Pour en savoir plus :

(1) Il est permis de s'interroger sur la nature exacte de la lutte contre les injustices à laquelle Mauricio Macri faisait ainsi allusion devant la presse. Voir mes autres articles sur la politique déjà menée pendant les 4 années du mandat actuel, depuis décembre 2007, en cliquant sur le mot-clé GCBA dans le bloc Pour chercher, para buscar, to search, que vous trouvez en tête de chaque article de ce blog
(2) Avant l'adoption en 1994 du statut actuel de Buenos Aires, qui dispose désormais, à l'égal d'une Province, d'un Gouvernement et d'une chambre législative appelée Legislatura, les rues de la ville étaient de la responsabilité du maire mais les avenues de celle du Gouvernement, puisque Buenos Aires était à la fois une municipalité ordinaire et la Capitale Fédérale. Son nouveau statut, au début des années 1880, provenait justement de la fédéralisation de la ville qui, en tant que capitale nationale, ne pouvait plus dépendre, a-t-on estimé alors, d'aucune Province qui soit mais bel et bien du Gouvernement national, lequel s'entendait en ce temps jadis comme larrons en foire avec le maire de la Ville. Les choses ont bien changé depuis !

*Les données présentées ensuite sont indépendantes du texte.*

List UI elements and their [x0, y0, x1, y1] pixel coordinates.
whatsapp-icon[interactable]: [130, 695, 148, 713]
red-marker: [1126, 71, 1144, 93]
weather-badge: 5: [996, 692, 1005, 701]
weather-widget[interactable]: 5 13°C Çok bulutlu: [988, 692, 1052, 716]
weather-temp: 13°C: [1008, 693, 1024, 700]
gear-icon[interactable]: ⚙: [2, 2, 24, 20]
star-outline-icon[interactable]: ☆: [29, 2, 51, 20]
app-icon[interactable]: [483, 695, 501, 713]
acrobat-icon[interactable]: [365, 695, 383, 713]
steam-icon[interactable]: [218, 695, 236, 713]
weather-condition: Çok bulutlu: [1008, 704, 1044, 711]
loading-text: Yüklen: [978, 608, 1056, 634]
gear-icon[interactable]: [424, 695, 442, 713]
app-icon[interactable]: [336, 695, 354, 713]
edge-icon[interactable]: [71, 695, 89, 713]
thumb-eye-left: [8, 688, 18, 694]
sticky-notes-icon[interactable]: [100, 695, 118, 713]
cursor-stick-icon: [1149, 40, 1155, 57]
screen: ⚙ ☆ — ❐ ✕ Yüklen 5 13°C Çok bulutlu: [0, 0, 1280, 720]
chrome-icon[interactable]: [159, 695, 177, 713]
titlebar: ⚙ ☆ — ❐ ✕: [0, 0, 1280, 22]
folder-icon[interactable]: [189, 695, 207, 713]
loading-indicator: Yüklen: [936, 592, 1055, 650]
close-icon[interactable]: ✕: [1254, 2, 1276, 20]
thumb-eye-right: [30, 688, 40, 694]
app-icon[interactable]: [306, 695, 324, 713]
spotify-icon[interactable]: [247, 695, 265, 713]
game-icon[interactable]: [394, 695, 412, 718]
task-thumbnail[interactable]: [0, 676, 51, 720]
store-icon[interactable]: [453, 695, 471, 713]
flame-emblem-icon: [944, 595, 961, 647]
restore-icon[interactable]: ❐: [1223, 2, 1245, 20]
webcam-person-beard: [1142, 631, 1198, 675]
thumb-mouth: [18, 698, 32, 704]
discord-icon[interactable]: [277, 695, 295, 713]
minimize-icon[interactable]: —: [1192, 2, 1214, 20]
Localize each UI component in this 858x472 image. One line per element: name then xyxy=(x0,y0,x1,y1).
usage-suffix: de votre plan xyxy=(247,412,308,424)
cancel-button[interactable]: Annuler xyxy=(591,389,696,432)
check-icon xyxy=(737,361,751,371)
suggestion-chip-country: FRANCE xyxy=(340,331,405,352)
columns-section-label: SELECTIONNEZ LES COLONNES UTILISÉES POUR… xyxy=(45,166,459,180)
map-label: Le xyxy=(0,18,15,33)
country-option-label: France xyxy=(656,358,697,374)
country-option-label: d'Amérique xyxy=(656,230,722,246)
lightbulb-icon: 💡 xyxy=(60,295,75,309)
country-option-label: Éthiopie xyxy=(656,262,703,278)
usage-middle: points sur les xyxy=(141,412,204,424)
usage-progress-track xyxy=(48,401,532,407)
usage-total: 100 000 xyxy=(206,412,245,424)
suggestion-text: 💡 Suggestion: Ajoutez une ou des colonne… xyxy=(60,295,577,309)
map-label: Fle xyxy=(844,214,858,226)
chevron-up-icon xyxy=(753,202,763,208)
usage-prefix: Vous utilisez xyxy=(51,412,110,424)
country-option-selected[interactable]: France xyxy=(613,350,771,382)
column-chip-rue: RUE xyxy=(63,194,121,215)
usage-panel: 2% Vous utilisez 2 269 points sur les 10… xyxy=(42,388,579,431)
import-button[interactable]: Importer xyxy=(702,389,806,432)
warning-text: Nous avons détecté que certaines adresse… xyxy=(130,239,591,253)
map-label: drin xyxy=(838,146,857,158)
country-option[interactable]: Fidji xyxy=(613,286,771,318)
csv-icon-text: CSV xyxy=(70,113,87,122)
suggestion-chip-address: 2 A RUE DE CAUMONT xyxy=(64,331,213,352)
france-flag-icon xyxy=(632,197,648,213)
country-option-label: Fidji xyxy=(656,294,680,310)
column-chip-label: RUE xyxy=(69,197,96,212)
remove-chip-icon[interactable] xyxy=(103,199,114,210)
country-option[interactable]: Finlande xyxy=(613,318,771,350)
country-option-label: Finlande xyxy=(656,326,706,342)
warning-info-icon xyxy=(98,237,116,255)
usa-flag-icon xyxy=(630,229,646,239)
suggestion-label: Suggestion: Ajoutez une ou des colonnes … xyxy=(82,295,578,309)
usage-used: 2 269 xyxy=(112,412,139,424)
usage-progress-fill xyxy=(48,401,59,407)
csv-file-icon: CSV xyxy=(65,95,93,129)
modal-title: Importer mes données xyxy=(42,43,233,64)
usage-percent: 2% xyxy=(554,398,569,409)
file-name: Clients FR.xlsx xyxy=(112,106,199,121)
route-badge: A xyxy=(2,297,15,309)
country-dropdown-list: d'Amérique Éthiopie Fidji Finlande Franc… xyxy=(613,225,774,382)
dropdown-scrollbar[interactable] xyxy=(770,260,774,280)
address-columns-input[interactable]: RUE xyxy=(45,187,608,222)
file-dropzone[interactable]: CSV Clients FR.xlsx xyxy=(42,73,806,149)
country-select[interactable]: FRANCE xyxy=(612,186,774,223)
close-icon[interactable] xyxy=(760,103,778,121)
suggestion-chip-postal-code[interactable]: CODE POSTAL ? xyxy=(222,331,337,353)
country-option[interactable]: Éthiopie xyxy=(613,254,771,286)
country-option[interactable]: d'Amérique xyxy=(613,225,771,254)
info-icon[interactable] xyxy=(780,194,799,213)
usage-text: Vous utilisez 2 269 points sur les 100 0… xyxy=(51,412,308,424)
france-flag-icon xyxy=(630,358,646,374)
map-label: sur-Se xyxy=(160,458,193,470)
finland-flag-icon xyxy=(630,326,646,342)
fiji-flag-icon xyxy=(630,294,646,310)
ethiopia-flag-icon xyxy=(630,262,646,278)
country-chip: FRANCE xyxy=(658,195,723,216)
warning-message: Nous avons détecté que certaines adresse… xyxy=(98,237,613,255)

(3) Ce qu'on appelle "Hospital Tiburcio Borda", ou "el Borda", à Buenos Aires, n'est autre que le vieux "Vieytes" dont s'est évadé le fou amoureux et délirant de Balada para un loco, de Astor Piazzolla et Horacio Ferrer, dont vous pouvez trouver la traduction en français dans mon ouvrage publié en mai 2010 aux Editions du Jasmin, Barrio de Tango, recueil bilingue de tangos argentins, à la page 316. En 1969, lors de la création de ce tango devenu un classique, Vieytes était encore un hôpital de très mauvaise réputation, on en parlait toujours comme d'un asile de fous, comme lors de sa construction au 19ème siècle, quand l'on y internait sous contrainte les malades de la syphillis. C'est là que sont morts, atteints par ce mal alors incurable, les poètes Pascual Contursi (1888-1932) et Dante A. Linyera (1903-1938), dont vous lirez aussi quelques œuvres dans Barrio de Tango.